Con eso en la cabeza, la recta final andaluza se lee de otra manera.

José Ignacio García no se esconde: sale a pillar. Desde el primer día apostó por la emoción declarada —"Adelante, vota lo que sientes"— mezclando andalucismo, feminismo y juventud sin disimulo. No hay vacío debajo: hay ideología condensada en su forma más directa. Es el jugador al escondite que decide salir corriendo antes de que lo encuentren.

Juanma Moreno arrancó como el que cuenta despacio, seguro de que nadie se movería. Pero en el debate final algo se torció: el frente de izquierdas sobre los cribados lo sacó del perfil prudente y respondió desde la herida. "Me habéis llamado asesino desde las cuentas oficiales de su partido". Eso no estaba en ningún guion. Era el corazón latiendo más deprisa de lo previsto. El buscador que, de repente, también tiene miedo.

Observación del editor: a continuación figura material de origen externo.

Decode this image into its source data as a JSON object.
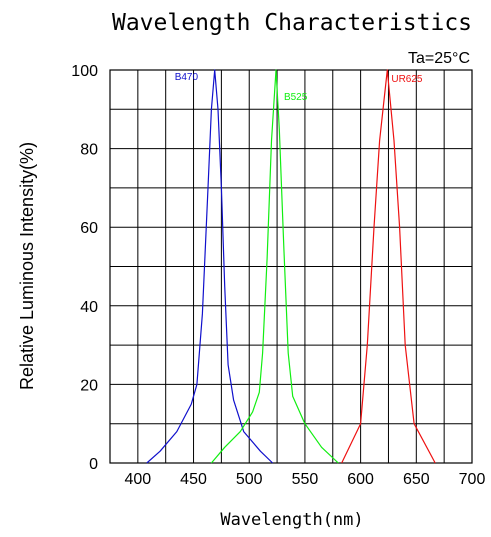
{
  "chart_data": {
    "type": "line",
    "title": "Wavelength Characteristics",
    "xlabel": "Wavelength(nm)",
    "ylabel": "Relative Luminous Intensity(%)",
    "annotation": "Ta=25°C",
    "xlim": [
      375,
      700
    ],
    "ylim": [
      0,
      100
    ],
    "xticks": [
      400,
      450,
      500,
      550,
      600,
      650,
      700
    ],
    "yticks": [
      0,
      20,
      40,
      60,
      80,
      100
    ],
    "grid": true,
    "series": [
      {
        "name": "B470",
        "color": "#1010cc",
        "points": [
          [
            408,
            0
          ],
          [
            420,
            3
          ],
          [
            435,
            8
          ],
          [
            448,
            15
          ],
          [
            453,
            20
          ],
          [
            458,
            38
          ],
          [
            463,
            70
          ],
          [
            466,
            90
          ],
          [
            469,
            100
          ],
          [
            472,
            90
          ],
          [
            475,
            70
          ],
          [
            478,
            45
          ],
          [
            481,
            25
          ],
          [
            486,
            16
          ],
          [
            495,
            8
          ],
          [
            510,
            3
          ],
          [
            521,
            0
          ]
        ]
      },
      {
        "name": "B525",
        "color": "#11ee11",
        "points": [
          [
            466,
            0
          ],
          [
            478,
            4
          ],
          [
            492,
            8
          ],
          [
            503,
            13
          ],
          [
            509,
            18
          ],
          [
            512,
            28
          ],
          [
            516,
            52
          ],
          [
            520,
            82
          ],
          [
            524,
            100
          ],
          [
            527,
            85
          ],
          [
            531,
            55
          ],
          [
            535,
            28
          ],
          [
            539,
            17
          ],
          [
            550,
            10
          ],
          [
            565,
            4
          ],
          [
            580,
            0
          ]
        ]
      },
      {
        "name": "UR625",
        "color": "#ee1111",
        "points": [
          [
            583,
            0
          ],
          [
            600,
            10
          ],
          [
            606,
            30
          ],
          [
            612,
            60
          ],
          [
            617,
            82
          ],
          [
            624,
            100
          ],
          [
            630,
            82
          ],
          [
            635,
            60
          ],
          [
            640,
            30
          ],
          [
            648,
            10
          ],
          [
            667,
            0
          ]
        ]
      }
    ]
  }
}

María Jesús Montero es quien aguanta el aliento más tiempo. Con las encuestas en contra, eligió en sus últimos mítines un tono más emocional que triunfalista, ante militantes que aplaudían casi como quien busca una razón para creer. Ha construido una narrativa de resistencia"se ha pisoteado mi imagen"— que no abandona su ideología: la traduce al único idioma que el cerebro escucha primero.

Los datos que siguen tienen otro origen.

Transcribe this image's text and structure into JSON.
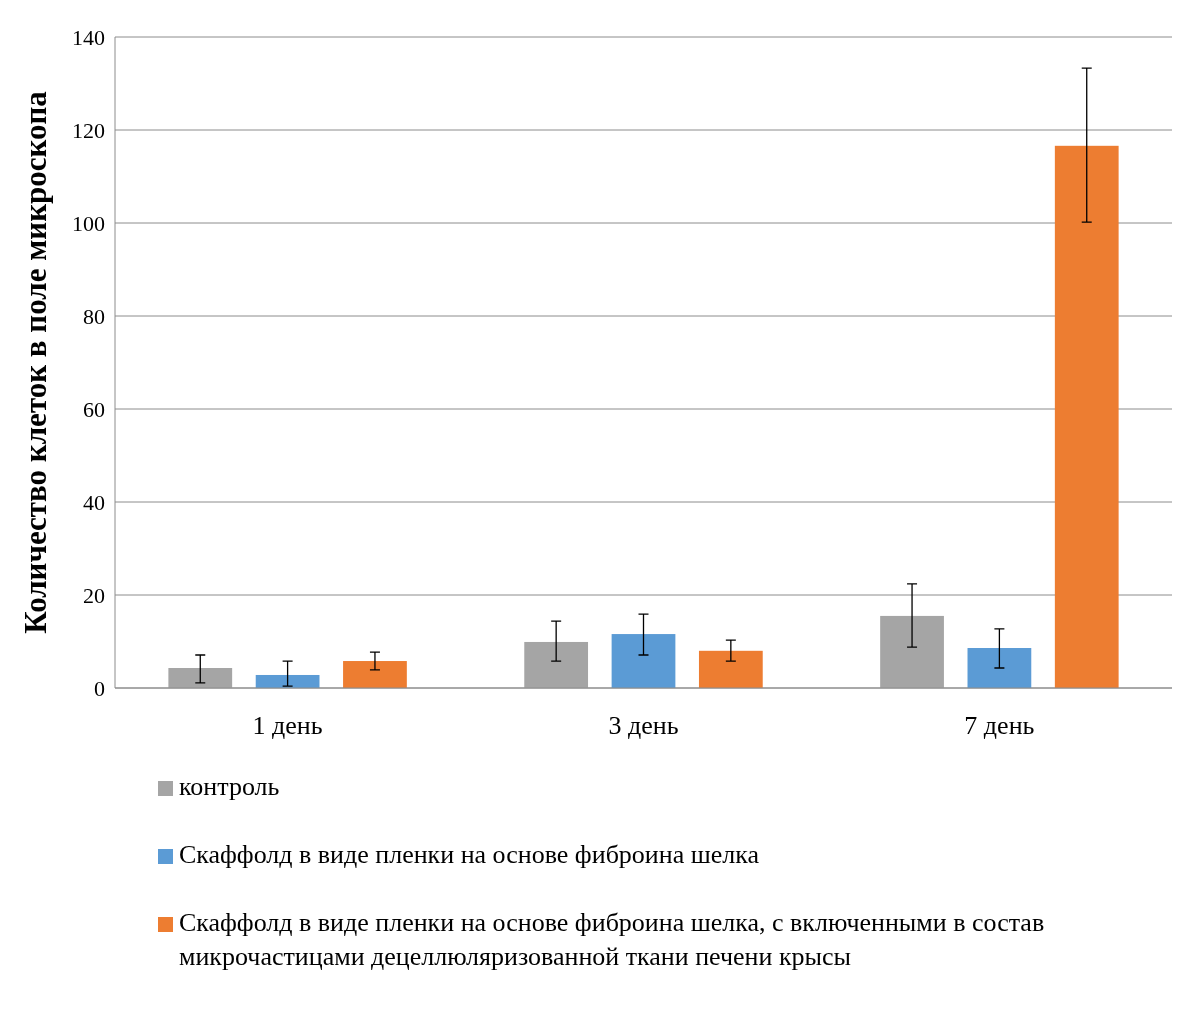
{
  "chart_data": {
    "type": "bar",
    "ylabel": "Количество клеток в поле микроскопа",
    "categories": [
      "1 день",
      "3 день",
      "7 день"
    ],
    "series": [
      {
        "name": "контроль",
        "color": "#a5a5a5",
        "values": [
          4.3,
          9.9,
          15.5
        ],
        "errors": [
          [
            1.1,
            7.1
          ],
          [
            5.8,
            14.4
          ],
          [
            8.8,
            22.4
          ]
        ]
      },
      {
        "name": "Скаффолд в виде пленки на основе фиброина шелка",
        "color": "#5b9bd5",
        "values": [
          2.8,
          11.6,
          8.6
        ],
        "errors": [
          [
            0.4,
            5.8
          ],
          [
            7.1,
            15.9
          ],
          [
            4.3,
            12.7
          ]
        ]
      },
      {
        "name": "Скаффолд в виде пленки на основе фиброина шелка, с включенными в состав микрочастицами децеллюляризованной ткани печени крысы",
        "color": "#ed7d31",
        "values": [
          5.8,
          8.0,
          116.6
        ],
        "errors": [
          [
            3.9,
            7.7
          ],
          [
            5.8,
            10.3
          ],
          [
            100.2,
            133.3
          ]
        ]
      }
    ],
    "ylim": [
      0,
      140
    ],
    "yticks": [
      0,
      20,
      40,
      60,
      80,
      100,
      120,
      140
    ],
    "grid": "y",
    "legend": "bottom"
  }
}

Antonio Maíllo es el que contiene la respiración con más disciplina. Su campaña acumula emoción sin gritar: una cadena de "pors" —por la vivienda, por la sanidad, por ti, por Andalucía— que convoca sin estridencias. Sabe que el buscador está a un metro. Apuesta a que la izquierda que no se resigna lo encuentre a él antes de que sea tarde.

Manuel Gavira es el único que no juega al escondite: nunca aceptó las reglas. Vox llega al final con el mismo discurso del primer día, sin mover una coma. Su emoción no es la del que se esconde ni la del que busca: es la del que espera fuera, seguro de que el miedo ajeno es su mejor argumento.

El domingo, cuando Andalucía entre en los colegios electorales, no lo hará con un programa en la mano. Lo hará con el cuerpo cargado de semanas de imágenes, de frases que resonaron o que dejaron frío, de momentos en que el corazón latió más deprisa.

El escondite habrá terminado. Y el cerebro —ese órgano que vota antes de que lo sepamos— ya habrá decidido.